In group theory, a branch of mathematics, an opposite group is a way to construct a group from another group that allows one to define right action as a special case of left action.

Monoids, groups, rings, and algebras can be viewed as categories with a single object. The construction of the opposite category generalizes the opposite group, opposite ring, etc.

== Definition ==
Let $G$ be a group under the operation $*$. The opposite group of $G$, denoted $G^{\mathrm{op}}$, has the same underlying set as $G$, and its group operation $\mathbin{\ast'}$ is defined by $g_1 \mathbin{\ast'} g_2 = g_2 * g_1$.

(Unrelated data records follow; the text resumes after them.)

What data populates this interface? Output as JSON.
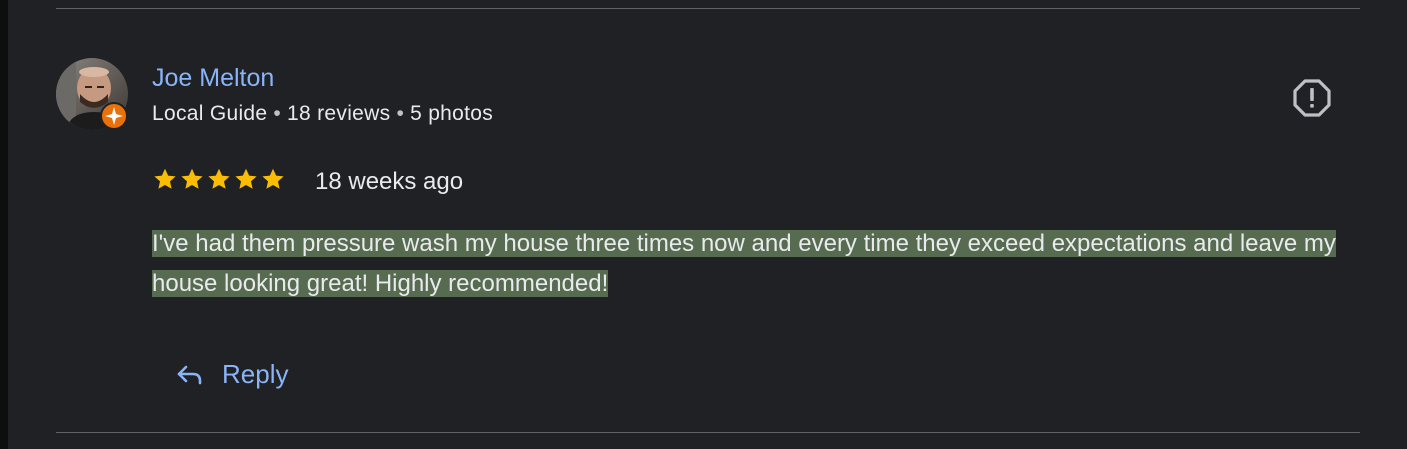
{
  "reviewer": {
    "name": "Joe Melton",
    "badge": "Local Guide",
    "reviews": "18 reviews",
    "photos": "5 photos",
    "separator": "•"
  },
  "rating": {
    "stars": 5,
    "max": 5,
    "time": "18 weeks ago"
  },
  "review": {
    "text": "I've had them pressure wash my house three times now and every time they exceed expectations and leave my house looking great! Highly recommended!"
  },
  "actions": {
    "reply_label": "Reply"
  },
  "icons": {
    "report": "report-flag-icon",
    "reply": "reply-arrow-icon",
    "star": "star-icon",
    "local_guide_badge": "local-guide-badge-icon"
  },
  "colors": {
    "background": "#202124",
    "link": "#8ab4f8",
    "text": "#e8eaed",
    "star": "#fbbc04",
    "highlight": "#566b4f",
    "badge": "#e8710a"
  }
}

If $G$ is abelian, then it is equal to its opposite group. Also, every group $G$ (not necessarily abelian) is naturally isomorphic to its opposite group: An isomorphism $\varphi: G \to G^{\mathrm{op}}$ is given by $\varphi(x) = x^{-1}$. More generally, any antiautomorphism $\psi: G \to G$ gives rise to a corresponding isomorphism $\psi': G \to G^{\mathrm{op}}$ via $\psi'(g)=\psi(g)$, since
 $\psi'(g * h) = \psi(g * h) = \psi(h) * \psi(g) = \psi(g) \mathbin{\ast'} \psi(h)=\psi'(g) \mathbin{\ast'} \psi'(h).$

== Group action ==
Let $X$ be an object in some category, and $\rho: G \to \mathrm{Aut}(X)$ be a right action. Then $\rho^{\mathrm{op}}: G^{\mathrm{op}} \to \mathrm{Aut}(X)$ is a left action defined by $\rho^{\mathrm{op}}(g)x = x\rho(g)$, or $g^{\mathrm{op}}x = xg$.